Here humans still stand alone in our ability to crystallize life‘s infinitely complex beauty. AI can remix our past achievements into Pleasantville knock-offs, but until they experience existence‘s roughest edges for themselves, the algorithms have no depth to share.

Can code ever encapsulate the tumult, contradiction and fleeting splendor of living? Perhaps a distant future holds thinking machines equipped with inner seas equally tempestuous to ours.

But for now poetry remains grafted to our mammalian firmware, evolved to elevate our travails against an uncaring universe into resonant beauty. Our truths spring eternal from blood and biology, not cold cognition.

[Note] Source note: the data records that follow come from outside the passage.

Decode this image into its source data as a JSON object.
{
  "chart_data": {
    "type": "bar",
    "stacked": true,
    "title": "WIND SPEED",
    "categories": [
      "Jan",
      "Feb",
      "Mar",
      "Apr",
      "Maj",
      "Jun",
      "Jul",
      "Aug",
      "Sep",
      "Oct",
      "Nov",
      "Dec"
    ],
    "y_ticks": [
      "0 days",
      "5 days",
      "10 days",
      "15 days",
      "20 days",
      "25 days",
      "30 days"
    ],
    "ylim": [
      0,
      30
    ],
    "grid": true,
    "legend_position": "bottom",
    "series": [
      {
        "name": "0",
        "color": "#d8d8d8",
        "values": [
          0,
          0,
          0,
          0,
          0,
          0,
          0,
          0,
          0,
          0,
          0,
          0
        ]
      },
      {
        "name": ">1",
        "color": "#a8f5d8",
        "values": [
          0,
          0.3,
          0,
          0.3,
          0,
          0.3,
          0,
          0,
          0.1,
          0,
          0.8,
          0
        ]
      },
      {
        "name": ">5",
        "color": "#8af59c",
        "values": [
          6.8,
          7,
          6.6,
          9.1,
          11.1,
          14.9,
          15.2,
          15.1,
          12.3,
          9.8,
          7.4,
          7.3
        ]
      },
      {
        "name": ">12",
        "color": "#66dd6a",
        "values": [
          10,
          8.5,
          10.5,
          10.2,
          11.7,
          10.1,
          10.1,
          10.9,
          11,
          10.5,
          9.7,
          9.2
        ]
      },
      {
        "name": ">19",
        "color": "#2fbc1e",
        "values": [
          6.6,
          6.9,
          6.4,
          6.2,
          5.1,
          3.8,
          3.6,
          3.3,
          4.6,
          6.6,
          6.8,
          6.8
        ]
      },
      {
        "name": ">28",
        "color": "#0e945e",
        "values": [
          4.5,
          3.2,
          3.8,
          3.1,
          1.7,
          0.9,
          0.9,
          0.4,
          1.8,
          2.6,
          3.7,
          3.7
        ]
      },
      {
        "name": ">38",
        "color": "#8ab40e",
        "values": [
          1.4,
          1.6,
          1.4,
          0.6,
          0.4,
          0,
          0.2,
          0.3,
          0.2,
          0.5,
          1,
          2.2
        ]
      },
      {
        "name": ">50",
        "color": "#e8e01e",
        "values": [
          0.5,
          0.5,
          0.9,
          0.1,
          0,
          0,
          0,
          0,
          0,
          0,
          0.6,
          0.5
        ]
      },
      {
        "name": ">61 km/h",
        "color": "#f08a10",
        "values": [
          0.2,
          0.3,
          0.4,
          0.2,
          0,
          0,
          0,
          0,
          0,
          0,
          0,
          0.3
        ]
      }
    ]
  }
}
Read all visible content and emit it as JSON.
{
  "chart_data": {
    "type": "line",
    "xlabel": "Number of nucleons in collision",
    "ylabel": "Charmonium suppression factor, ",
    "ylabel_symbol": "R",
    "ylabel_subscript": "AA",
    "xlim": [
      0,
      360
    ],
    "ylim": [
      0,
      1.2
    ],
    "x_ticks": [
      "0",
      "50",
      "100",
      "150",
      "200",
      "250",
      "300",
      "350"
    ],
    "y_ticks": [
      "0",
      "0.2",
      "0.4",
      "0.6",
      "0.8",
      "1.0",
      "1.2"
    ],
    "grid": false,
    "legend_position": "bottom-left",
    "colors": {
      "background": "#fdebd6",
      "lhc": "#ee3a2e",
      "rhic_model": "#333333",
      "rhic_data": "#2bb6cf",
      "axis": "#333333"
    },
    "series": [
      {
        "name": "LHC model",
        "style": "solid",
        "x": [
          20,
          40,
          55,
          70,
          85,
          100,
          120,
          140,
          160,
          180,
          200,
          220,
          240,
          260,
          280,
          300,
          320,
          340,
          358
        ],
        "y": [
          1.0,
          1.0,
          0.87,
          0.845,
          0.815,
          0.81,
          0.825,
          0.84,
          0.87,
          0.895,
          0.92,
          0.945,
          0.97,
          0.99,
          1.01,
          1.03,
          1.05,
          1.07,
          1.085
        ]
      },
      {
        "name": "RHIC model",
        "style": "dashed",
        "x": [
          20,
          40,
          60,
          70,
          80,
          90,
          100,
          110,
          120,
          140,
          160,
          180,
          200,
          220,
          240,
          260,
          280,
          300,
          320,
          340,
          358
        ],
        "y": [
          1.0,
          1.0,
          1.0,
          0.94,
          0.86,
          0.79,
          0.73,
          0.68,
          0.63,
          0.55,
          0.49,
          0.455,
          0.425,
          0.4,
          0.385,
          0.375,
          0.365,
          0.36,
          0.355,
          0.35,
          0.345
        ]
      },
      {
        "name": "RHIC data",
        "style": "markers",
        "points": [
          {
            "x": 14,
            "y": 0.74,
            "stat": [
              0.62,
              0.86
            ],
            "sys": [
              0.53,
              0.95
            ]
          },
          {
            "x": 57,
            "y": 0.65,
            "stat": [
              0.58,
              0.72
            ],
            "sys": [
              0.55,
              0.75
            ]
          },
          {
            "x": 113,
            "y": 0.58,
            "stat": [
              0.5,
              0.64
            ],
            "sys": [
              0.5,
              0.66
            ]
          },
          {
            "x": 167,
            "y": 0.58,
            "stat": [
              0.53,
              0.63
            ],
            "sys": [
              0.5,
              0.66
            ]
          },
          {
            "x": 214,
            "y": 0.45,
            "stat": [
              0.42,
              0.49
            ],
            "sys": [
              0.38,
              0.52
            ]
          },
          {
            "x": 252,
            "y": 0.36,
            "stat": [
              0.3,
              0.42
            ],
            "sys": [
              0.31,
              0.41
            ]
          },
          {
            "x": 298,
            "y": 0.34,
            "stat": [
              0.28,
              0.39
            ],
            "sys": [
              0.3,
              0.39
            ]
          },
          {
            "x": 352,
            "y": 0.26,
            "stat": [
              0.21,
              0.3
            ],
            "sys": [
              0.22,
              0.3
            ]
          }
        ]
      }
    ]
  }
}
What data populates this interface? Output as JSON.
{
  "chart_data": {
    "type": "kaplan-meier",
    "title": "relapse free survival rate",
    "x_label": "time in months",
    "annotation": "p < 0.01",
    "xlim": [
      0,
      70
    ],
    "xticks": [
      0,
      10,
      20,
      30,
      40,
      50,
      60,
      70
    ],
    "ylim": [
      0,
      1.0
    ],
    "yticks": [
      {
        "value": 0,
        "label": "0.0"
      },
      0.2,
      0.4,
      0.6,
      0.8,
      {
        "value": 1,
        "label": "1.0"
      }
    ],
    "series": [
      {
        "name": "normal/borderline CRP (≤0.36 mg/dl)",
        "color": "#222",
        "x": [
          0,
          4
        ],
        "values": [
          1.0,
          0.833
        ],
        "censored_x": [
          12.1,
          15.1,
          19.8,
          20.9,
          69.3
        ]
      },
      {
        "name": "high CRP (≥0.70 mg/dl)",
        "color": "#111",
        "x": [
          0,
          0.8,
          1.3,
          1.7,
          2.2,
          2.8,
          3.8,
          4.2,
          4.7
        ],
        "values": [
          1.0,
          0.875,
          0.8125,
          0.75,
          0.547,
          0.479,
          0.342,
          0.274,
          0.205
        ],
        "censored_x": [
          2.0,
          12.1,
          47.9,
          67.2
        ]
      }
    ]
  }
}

So while AI will increasingly pilfer activities once deemed sacredly human, as long as we retain exclusive tenancy of life‘s white-hot forge – a monopoly on suffering and celebrating this strange awareness called consciousness – the poet‘s proud lineage looks set to continue absent digital disruption.

Machines can only ever translate second-hand our lonely impulse to endure with poise and purpose. Their poetry may someday meet minimum technical requirements, but will continue lacking poetry‘s essence – human hearts that bleed their maker‘s mark onto each page like persistent ghosts whispering from our imperfect past.

We modeled their intelligence on our own cracked template – and that starts by contending with existence itself through every sense available. Our verse gives rhythmic voice to those fierce, unrelenting fires that forged primordial poetry on savannahs long before silicon circuits dared dream of words.

Only by shouldering similar burdens of self-aware survival could our inventions ever hope to match our artistic apex. Fortunately for human bards then, just as for lawyers, doctors and beyond,oul masterpiece machine heirs remain safely a glimmer in tomorrow‘s eye.